On Wednesday July 3rd, (12th of Teer) I sat in a cab in Isfahan's Azadi Square. The driver said he had heard on the radio that two men were going to be publicly executed in the afternoon and traffic in the area would be blocked. For a second, on that hot day, I felt a momentary chill.
At about 5:30 that afternoon, I took my camera and caught a cab to see the execution with my own eyes. I don't know why; perhaps I was searching for a dramatic subject for my next painting, by feeling the experience.
I got there too late. The two had already been hung from what looked like soccer poles by pulling a rope. Two young men, in their early 20s. Their crimes had been read to the crowd before they were executed.
There were many members of the police in riot gear and scary uniforms. I asked one of the spectators why the two had been executed. “Armed robbery and murder,” he said.

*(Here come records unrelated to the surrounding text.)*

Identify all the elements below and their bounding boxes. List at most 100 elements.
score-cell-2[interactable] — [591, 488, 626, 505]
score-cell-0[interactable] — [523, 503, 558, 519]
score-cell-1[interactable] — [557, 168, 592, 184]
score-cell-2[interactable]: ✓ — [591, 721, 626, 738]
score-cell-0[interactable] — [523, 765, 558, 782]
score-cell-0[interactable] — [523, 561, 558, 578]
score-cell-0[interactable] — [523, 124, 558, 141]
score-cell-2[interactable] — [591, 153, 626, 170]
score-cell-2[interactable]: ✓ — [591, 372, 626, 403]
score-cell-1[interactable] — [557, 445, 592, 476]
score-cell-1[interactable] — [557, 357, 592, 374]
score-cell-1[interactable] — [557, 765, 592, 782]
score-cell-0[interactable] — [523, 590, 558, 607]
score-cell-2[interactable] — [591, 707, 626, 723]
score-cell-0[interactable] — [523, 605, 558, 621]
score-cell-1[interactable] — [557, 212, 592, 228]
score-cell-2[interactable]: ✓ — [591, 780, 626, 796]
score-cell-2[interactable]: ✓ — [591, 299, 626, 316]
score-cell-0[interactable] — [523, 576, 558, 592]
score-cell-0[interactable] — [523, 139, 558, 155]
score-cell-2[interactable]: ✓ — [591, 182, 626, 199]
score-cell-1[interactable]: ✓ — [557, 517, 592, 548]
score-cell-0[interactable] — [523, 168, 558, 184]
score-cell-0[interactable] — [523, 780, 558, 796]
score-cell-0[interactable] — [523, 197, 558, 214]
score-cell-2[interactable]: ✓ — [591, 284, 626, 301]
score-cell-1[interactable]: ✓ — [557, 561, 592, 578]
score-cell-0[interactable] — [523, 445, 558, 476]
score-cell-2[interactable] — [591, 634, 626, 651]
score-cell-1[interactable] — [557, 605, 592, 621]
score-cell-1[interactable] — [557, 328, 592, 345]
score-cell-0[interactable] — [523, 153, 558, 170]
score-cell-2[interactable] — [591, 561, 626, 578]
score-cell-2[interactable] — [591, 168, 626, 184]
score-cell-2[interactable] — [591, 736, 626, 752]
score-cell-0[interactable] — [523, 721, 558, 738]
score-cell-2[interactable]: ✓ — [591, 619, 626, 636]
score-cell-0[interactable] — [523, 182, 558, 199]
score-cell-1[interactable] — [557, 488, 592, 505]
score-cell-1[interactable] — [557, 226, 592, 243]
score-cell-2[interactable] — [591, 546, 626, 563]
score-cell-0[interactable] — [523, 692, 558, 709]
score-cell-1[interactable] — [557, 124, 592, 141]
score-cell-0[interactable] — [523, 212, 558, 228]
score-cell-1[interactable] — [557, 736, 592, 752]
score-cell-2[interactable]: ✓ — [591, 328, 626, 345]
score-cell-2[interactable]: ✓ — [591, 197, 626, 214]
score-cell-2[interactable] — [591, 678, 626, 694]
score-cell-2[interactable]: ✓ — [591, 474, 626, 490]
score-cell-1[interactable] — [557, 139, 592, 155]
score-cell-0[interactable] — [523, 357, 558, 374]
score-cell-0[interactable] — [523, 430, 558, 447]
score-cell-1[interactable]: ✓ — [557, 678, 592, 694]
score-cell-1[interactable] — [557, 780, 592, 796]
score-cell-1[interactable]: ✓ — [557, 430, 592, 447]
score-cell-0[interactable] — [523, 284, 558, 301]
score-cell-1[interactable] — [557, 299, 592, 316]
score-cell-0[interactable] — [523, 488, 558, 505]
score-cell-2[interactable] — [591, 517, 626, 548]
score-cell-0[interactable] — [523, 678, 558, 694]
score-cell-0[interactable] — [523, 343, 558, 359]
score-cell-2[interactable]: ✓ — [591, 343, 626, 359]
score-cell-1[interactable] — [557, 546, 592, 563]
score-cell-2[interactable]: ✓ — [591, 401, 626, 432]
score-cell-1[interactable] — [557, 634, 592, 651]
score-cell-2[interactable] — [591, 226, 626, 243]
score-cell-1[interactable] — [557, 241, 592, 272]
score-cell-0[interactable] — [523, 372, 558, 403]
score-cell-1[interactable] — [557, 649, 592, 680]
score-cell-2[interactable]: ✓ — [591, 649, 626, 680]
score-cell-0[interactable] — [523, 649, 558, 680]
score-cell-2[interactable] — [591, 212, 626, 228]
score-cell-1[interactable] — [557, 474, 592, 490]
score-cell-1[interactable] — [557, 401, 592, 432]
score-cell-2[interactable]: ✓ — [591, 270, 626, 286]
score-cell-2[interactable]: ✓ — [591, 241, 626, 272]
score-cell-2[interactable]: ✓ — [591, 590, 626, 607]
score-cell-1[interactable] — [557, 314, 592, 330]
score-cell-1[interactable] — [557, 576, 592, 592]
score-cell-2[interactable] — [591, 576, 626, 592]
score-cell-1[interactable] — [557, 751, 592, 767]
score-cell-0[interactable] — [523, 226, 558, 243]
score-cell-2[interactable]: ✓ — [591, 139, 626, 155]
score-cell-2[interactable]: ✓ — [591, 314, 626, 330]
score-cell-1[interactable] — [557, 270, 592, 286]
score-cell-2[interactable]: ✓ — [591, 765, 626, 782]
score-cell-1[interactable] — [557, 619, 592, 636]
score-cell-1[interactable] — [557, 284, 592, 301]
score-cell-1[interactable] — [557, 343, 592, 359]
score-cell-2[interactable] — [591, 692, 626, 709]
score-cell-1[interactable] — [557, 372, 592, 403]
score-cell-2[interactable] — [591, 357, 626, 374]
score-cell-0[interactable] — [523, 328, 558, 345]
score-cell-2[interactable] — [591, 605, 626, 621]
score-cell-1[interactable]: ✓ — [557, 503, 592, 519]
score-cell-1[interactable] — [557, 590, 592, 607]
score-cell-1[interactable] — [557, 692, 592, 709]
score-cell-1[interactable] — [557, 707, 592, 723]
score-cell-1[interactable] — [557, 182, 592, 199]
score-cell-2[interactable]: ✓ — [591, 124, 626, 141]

I was able to take several pictures, but only one came out ok. I did not want to attract any attention. My hands where shaking.

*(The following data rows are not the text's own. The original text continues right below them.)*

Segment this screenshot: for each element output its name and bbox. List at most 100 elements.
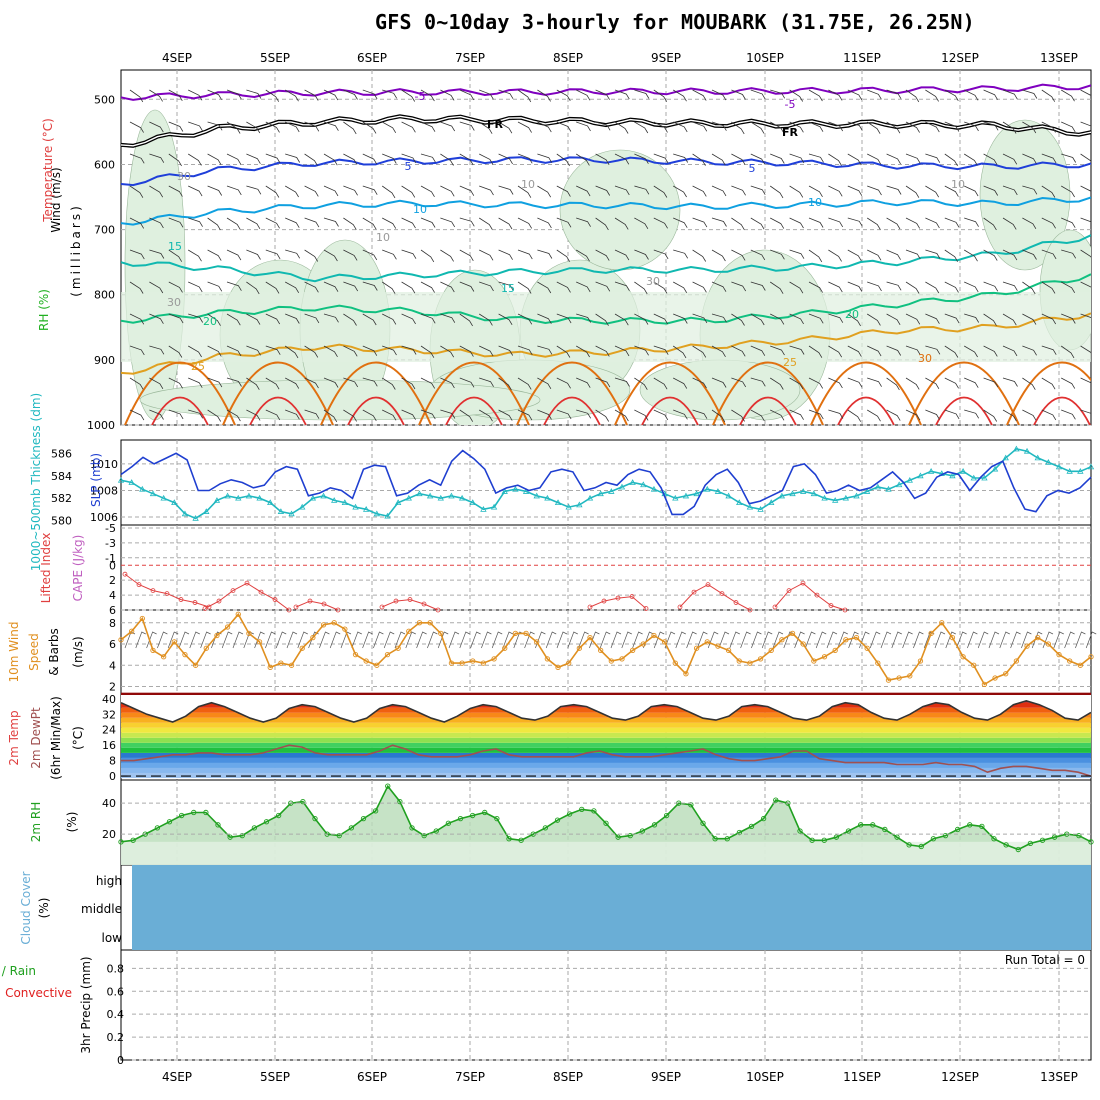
wind10-speed-line: [120, 612, 1092, 686]
wind-barb: [285, 313, 300, 324]
wind-barb: [789, 345, 805, 355]
isotherm-30-loop: [1006, 361, 1091, 425]
wind-barb: [731, 249, 746, 261]
wind-barb: [634, 409, 649, 421]
wind10-speed-line-marker: [789, 630, 796, 637]
lifted-index-line-0-marker: [321, 601, 327, 607]
side-label-precip: 3hr Precip (mm): [79, 956, 93, 1053]
rh2m-line-marker: [251, 825, 258, 831]
thickness-line-marker: [885, 485, 892, 492]
wind-barb: [556, 345, 571, 358]
rh2m-line-marker: [1027, 840, 1034, 847]
thickness-line-marker: [1023, 447, 1031, 454]
wind-barb: [1041, 153, 1057, 164]
wind-barb: [1041, 89, 1056, 102]
wind-barb: [750, 153, 766, 165]
side-label-temp-unit: (°C): [71, 726, 85, 750]
wind-barb: [401, 377, 416, 390]
wind10-barb: [1021, 631, 1032, 649]
wind10-speed-line-marker: [875, 660, 881, 666]
wind-barb: [129, 185, 144, 198]
wind-barb: [1041, 121, 1056, 133]
wind-barb: [304, 409, 320, 419]
wind-barb: [673, 121, 688, 133]
wind-barb: [265, 249, 281, 260]
wind-barb: [246, 185, 262, 195]
isotherm-35-loop: [445, 396, 503, 425]
wind-barb: [304, 313, 320, 324]
wind-barb: [226, 409, 241, 422]
x-tick-bottom-10SEP: 10SEP: [746, 1070, 784, 1084]
side-label-upper-2: RH (%): [37, 289, 51, 331]
wind-barb: [265, 89, 280, 102]
wind-barb: [731, 409, 745, 422]
wind-barb: [731, 153, 746, 165]
wind-barb: [285, 281, 300, 294]
rh2m-line-marker: [882, 826, 888, 833]
wind-barb: [634, 89, 650, 99]
wind-barb: [614, 313, 629, 326]
wind-barb: [168, 409, 184, 420]
wind-barb: [925, 345, 941, 355]
wind10-barb: [1085, 631, 1097, 649]
thickness-line-marker: [736, 499, 743, 506]
wind-barb: [246, 121, 261, 134]
wind-barb: [634, 121, 649, 134]
wind-barb: [420, 249, 435, 263]
wind-barb: [1041, 377, 1056, 390]
wind-barb: [1022, 345, 1037, 356]
wind-barb: [692, 89, 707, 101]
wind-barb: [381, 281, 396, 294]
thickness-line-marker: [469, 499, 476, 506]
wind-barb: [1080, 409, 1091, 414]
y-tick-thickness-584: 584: [51, 470, 72, 483]
wind-barb: [944, 409, 960, 420]
wind-barb: [188, 345, 202, 358]
rh2m-line-marker: [457, 815, 464, 822]
wind10-speed-line-marker: [267, 664, 273, 671]
wind-barb: [789, 313, 804, 325]
lifted-index-line-a-marker: [178, 597, 184, 602]
wind10-speed-line-marker: [406, 628, 412, 634]
rh2m-line-marker: [591, 808, 597, 814]
wind-barb: [478, 409, 493, 422]
wind10-barb: [232, 631, 244, 649]
wind-barb: [1022, 409, 1037, 421]
thickness-line-marker: [810, 490, 818, 497]
rh2m-line-marker: [833, 834, 840, 840]
y-tick-wind-8: 8: [109, 617, 116, 630]
lifted-index-line-a-marker: [136, 582, 142, 588]
wind-barb: [440, 249, 454, 262]
wind-barb: [343, 345, 358, 357]
contour-label--5: -5: [415, 90, 426, 103]
thickness-line-marker: [245, 492, 253, 499]
contour-label-10: 10: [808, 196, 822, 209]
wind10-speed-line-marker: [821, 654, 828, 660]
isotherm-35-loop: [151, 396, 209, 425]
wind-barb: [808, 89, 823, 102]
wind-barb: [188, 185, 203, 197]
wind-barb: [381, 377, 396, 390]
isotherm-5: [121, 156, 1091, 187]
wind10-speed-line-marker: [747, 660, 753, 666]
wind10-speed-line-marker: [896, 675, 902, 681]
wind-barb: [1061, 121, 1076, 133]
wind-barb: [1002, 185, 1018, 196]
wind-barb: [1022, 281, 1036, 295]
wind-barb: [731, 185, 746, 196]
wind-barb: [595, 377, 611, 388]
y-tick-pressure-500: 500: [94, 93, 115, 106]
wind-barb: [595, 217, 609, 231]
wind-barb: [905, 121, 920, 133]
wind-barb: [459, 89, 475, 101]
wind-barb: [343, 121, 357, 135]
wind10-speed-line-marker: [512, 630, 519, 637]
wind-barb: [614, 89, 630, 100]
wind10-barb: [675, 631, 686, 649]
thickness-line-marker: [235, 494, 242, 501]
wind-barb: [925, 313, 940, 324]
wind10-barb: [437, 631, 449, 649]
wind10-barb: [653, 631, 665, 649]
wind-barb: [149, 153, 165, 163]
wind-barb: [1080, 377, 1091, 384]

I saw the bodies of the men being lowered and put inside an ambulance. An announcer kept thanking the revolutionary guards for their cooperation.
When I asked people what they thought, almost all agreed that the two deserved it. They said people don't want to be shot at when they go into a bank and they should feel safe when carrying large amounts of cash.
I do know know whether the newspapers wrote about the execution the next day, but it was not mentioned on TV news.
During my childhood in Isfahan, I had heard about public hangings being carried out in Naqsh Jahan Square before dawn. When I asked why these two had been executed in the afternoon, some suggested that the authorities wanted to scare people: the following week was the anniversary of the student uprising.
I still think about that day and when I do, my body and my heart shiver.